Poor Santa — he never did anything to me other than have a beard (was that it?) but that was enough to make me scream at the idea of having to get a photo with him. At least, that’s what the mother said… see the problem here? Now, let’s for a minute ignore the whole creepy aspect of parents telling their kids to go sit on the stranger's lap. Go accept gifts from said stranger. But, you know, don’t talk to strangers or accept gifts from them. What the hell? But yeah, we’re ignoring that. Every Christmas photo from my childhood had my older sister snuggling up to Santa and me sitting as far away as the photographer would allow. The last Christmas I saw the mother, I took a photo, ON Santa’s lap, for her. Because she always complained she never had a photo of me on Santa’s lap. So much to unpack here! But again, let’s ignore all the levels of… everything. Gees!
Moving on…
I remember the first time I shaved my legs, because it was traumatic and I didn’t want to do it.

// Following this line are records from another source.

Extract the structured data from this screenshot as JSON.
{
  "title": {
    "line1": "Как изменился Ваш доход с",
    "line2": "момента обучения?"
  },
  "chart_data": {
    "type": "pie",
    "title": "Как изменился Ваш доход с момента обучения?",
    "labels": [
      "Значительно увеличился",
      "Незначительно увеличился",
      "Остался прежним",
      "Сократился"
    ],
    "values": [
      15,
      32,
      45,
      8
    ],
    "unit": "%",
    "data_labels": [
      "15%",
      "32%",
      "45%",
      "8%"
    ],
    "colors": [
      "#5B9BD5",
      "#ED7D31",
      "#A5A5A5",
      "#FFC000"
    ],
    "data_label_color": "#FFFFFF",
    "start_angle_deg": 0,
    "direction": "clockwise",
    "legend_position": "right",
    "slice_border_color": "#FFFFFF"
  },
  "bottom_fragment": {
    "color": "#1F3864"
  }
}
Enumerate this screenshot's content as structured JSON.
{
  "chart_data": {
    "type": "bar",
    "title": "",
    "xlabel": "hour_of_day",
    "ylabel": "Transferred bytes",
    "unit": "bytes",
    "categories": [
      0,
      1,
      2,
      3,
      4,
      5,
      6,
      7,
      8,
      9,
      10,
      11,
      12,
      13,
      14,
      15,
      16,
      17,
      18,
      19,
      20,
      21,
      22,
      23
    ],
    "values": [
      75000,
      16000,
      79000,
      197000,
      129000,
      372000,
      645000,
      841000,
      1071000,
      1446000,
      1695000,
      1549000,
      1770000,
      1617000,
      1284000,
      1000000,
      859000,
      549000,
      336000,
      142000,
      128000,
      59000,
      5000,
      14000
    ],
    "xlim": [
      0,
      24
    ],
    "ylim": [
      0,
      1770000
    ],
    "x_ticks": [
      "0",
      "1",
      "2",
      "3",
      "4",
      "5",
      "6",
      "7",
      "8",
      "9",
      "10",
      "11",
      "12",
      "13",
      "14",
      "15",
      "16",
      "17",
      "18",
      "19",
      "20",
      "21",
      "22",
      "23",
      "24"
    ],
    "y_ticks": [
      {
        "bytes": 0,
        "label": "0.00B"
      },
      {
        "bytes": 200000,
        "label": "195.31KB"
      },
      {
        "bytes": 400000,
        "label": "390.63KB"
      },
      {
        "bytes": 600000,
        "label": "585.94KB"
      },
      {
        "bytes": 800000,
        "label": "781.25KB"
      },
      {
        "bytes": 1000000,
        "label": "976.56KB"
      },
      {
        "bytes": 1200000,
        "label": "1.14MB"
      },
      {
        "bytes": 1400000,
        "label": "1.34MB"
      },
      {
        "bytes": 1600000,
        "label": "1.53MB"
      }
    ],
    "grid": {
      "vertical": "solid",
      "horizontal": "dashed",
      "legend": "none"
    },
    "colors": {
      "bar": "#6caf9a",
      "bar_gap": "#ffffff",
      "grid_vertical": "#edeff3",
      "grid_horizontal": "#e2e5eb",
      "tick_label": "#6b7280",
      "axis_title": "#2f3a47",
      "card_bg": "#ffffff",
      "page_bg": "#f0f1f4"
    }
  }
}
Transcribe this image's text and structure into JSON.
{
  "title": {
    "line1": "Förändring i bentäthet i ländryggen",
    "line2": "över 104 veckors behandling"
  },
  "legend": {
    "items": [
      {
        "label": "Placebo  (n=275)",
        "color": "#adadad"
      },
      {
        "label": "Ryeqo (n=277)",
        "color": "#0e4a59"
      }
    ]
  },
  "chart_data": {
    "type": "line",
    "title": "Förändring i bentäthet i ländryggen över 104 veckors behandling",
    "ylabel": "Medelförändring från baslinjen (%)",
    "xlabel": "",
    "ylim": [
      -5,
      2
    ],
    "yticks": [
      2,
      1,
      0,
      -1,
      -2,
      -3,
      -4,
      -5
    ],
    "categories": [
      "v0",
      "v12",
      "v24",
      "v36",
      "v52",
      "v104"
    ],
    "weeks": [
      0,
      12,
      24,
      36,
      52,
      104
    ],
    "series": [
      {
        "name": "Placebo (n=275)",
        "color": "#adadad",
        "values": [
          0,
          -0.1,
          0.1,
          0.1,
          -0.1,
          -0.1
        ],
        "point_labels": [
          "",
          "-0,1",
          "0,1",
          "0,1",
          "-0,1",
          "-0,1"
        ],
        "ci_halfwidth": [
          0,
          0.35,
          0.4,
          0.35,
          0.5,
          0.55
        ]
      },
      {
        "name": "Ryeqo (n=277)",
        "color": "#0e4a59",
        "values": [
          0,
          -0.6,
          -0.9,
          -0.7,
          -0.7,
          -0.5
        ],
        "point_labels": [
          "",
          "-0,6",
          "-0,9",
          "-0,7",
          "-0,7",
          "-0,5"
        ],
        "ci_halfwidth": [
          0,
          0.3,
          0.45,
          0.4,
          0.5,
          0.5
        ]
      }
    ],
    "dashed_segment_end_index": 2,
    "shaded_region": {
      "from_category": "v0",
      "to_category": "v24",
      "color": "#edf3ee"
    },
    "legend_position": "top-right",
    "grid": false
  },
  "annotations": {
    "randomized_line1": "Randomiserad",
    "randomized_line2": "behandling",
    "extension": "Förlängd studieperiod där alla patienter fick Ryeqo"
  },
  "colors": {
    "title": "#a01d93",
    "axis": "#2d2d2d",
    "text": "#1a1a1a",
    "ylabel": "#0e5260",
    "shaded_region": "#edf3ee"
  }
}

So why did I? To avoid teasing from my own friend group! I didn’t know how to do it. Who was I going to ask? Especially because it felt like a secret, like, I was doing something wrong, because I didn’t WANT to do it. Of course, this makes a little more sense post-egg-crack, but at thirteen, I just didn’t want yet another reason to be bullied. But, in not knowing how (and hey, we didn’t have the internet back then so I couldn’t just google a cute little video), I cut myself behind both knees. Then, I was laughed at about that, by the same damn people. Yeah, fuck you, Rhonda and Andrew!
The last time I shave my legs was about a month before my egg cracked. With eight and a half months of T, my legs are hairy AF and strangely, that is hair I don’t mind at all! BUT… I haven’t had my legs on display for anyone else to see. Interesting that.
Moving on…
…my worth only existed in the eyes of others.
I ‘had to’ bleach my upper lip from so young I don’t remember starting.
Had to? Yes, because the mother said I had to because the hair on my lip was too dark and not very feminine… or some shit. Basically, she instilled in me the fear that it would be something else I would be bullied for because my worth only existed in the eyes of others.
Later, I turned to wax. That bitch hurts!
Moving on…
I ‘had to’ pluck my eyebrows.
Again, had to? This is why:
Sister (to me): Why did you pluck your eyebrows? Mother: Oh, ‘she’ (misgender) had to. You remember what they were like. Sister: Right, ‘she’ (misgender) did have wolf brows.
And now, I have NO damn brows. Cheers fam! Now, I apply temporary tattoo liquid and fill it in with a brow pencil all while HOPING the T sends any hair growth there. Just there. Please! But no. At least, not yet. Everywhere butt. And yes, I do mean butt.
Are you seeing a theme here though? Because I am.
I’ve been bullied my entire life — by my own family and friends!
Is it any real wonder that I didn’t even know I was in the damn closet? A gay trans-masc enby stuck playing straight cis-girl because they didn’t know there was a choice. Because no one told them there was a choice — the choice to be themself. And worse, everyone told them how they needed to act, behave, present, speak, interact, think. They were taught their value was in the opinions of others rather than in their own desires and needs.
I was taught that I existed for the gaze of others.
I was taught, that hair was bad. Unless it was long flowing locks, hair on a girl was wrong. It should be bleached, plucked, shaved, removed. But hair on a man equaled pain. Did I really develop a dislike of facial hair because my grandfather, the one man in my life who I adored and was a true male role model, scratched me with his stubble? That seems weak. I think it’s more likely that my dislike of hair was never real.
What if, it was gaslighting?
Was I gaslit into hating facial hair and body hair? I still have a lot to unpack about this, but right now, something about that thought is ringing true. Guess I’ll save the next steps for my therapist!